La filière des oléagineux connait une crise, due à la mévente et au surstock au niveau des agro-industries et des transformateurs, confie le Dr. Nkoulou Ada Emmanuel, président du Comité de régulation de la filière des oléagineux (un comité interministériel logé au ministère du Commerce pour étudier les problèmes dans le secteur et proposer des solutions y afférentes).

Avec l’insécurité aux frontières du Cameroun dans la partie septentrionale et à l’Est, les industriels n’arrivent plus à exporter leurs huiles et savons au Congo Brazzaville, en Centrafrique, au Tchad et au Soudan depuis plusieurs mois. Et ils n’arrivent pas à vendre non plus sur le marché local en raison de la concurrence à faible coût des produits importés.

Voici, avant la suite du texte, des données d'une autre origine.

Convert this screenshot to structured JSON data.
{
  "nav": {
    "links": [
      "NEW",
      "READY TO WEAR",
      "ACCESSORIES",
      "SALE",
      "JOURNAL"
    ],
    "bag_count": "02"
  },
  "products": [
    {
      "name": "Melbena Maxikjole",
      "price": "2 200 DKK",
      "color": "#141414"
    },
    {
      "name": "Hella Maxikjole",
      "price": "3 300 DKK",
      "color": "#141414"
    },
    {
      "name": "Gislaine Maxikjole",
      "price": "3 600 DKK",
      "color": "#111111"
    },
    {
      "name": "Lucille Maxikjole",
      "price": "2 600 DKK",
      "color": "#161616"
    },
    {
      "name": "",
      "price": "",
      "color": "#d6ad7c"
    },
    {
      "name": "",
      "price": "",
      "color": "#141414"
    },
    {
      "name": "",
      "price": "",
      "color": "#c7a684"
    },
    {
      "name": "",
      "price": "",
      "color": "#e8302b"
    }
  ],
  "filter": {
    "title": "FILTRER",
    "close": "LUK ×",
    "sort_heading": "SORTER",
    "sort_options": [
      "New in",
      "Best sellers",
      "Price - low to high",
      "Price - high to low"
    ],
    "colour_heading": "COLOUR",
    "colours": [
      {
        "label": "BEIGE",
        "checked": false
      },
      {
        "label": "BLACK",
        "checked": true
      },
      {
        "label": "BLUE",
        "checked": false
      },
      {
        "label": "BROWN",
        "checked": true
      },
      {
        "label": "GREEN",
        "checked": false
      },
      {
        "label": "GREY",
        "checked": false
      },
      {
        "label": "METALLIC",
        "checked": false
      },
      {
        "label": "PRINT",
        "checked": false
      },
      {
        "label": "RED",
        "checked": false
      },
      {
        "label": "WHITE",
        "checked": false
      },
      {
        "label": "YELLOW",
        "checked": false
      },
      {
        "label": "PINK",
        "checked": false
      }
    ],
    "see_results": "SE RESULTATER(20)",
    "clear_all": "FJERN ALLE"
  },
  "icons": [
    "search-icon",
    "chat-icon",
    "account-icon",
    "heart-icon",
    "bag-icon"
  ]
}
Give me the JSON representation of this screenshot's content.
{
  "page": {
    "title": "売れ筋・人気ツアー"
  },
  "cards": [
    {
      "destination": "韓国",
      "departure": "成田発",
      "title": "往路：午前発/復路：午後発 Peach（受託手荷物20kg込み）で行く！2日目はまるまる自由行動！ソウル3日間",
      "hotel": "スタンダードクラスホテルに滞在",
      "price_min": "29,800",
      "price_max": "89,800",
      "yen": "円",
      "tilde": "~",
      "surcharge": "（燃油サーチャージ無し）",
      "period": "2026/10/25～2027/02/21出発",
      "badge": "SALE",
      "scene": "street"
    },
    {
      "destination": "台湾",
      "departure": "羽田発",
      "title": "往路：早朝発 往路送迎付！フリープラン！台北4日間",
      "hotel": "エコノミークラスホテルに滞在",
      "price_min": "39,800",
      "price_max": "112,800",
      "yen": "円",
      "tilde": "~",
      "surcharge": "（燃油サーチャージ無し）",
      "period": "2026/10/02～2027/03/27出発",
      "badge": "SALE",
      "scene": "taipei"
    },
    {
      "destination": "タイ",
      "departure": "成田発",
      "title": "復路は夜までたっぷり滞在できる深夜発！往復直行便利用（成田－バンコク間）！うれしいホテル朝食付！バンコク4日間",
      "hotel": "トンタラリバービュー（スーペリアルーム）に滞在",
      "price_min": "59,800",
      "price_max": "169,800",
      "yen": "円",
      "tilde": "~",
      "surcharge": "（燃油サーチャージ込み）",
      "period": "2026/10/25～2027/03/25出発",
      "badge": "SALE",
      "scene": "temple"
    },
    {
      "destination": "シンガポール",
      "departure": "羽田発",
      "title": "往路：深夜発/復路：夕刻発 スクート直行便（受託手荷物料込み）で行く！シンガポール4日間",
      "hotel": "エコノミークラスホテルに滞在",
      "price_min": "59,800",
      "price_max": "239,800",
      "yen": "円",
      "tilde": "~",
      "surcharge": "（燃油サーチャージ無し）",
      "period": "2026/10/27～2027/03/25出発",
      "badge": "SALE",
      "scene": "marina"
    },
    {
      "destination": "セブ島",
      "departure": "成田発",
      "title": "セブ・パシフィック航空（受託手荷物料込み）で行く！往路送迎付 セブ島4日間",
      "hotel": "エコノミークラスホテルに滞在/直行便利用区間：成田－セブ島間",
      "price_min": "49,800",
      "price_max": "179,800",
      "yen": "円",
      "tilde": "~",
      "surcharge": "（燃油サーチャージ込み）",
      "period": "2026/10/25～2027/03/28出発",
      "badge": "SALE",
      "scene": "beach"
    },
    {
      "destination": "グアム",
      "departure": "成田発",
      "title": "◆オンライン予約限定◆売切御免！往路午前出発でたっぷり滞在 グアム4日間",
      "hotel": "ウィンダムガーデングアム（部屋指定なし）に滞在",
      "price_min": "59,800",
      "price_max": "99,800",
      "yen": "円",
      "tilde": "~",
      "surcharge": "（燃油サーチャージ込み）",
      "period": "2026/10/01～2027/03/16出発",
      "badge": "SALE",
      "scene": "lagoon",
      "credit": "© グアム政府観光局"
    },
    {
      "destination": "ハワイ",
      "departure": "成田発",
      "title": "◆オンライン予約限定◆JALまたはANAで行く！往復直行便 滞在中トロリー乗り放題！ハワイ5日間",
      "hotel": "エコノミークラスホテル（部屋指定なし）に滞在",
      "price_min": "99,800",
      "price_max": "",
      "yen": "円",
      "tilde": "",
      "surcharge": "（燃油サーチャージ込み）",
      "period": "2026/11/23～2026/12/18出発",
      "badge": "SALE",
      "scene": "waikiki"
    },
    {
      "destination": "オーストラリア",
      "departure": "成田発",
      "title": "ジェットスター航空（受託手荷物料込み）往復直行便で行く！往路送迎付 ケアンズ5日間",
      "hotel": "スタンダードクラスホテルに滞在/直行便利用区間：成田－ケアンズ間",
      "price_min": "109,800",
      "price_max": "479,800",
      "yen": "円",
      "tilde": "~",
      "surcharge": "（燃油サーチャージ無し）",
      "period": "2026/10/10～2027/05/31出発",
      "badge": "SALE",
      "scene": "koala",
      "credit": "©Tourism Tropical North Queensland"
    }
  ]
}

Sur la question des exportations cependant, les opérateurs de la filière ont proposé au ministère des Finances d’ouvrir de nouveaux «corridors douaniers» qui permettraient d’acheminer les produits à l’étranger en utilisant d’autres voies. La proposition a été favorablement accueillie par le ministère des Finances, nous a révélé Jacquis Kemleu Tchabgou mardi, 28 juillet. Ces corridors devraient être validés cette semaine, d’après ses assurances.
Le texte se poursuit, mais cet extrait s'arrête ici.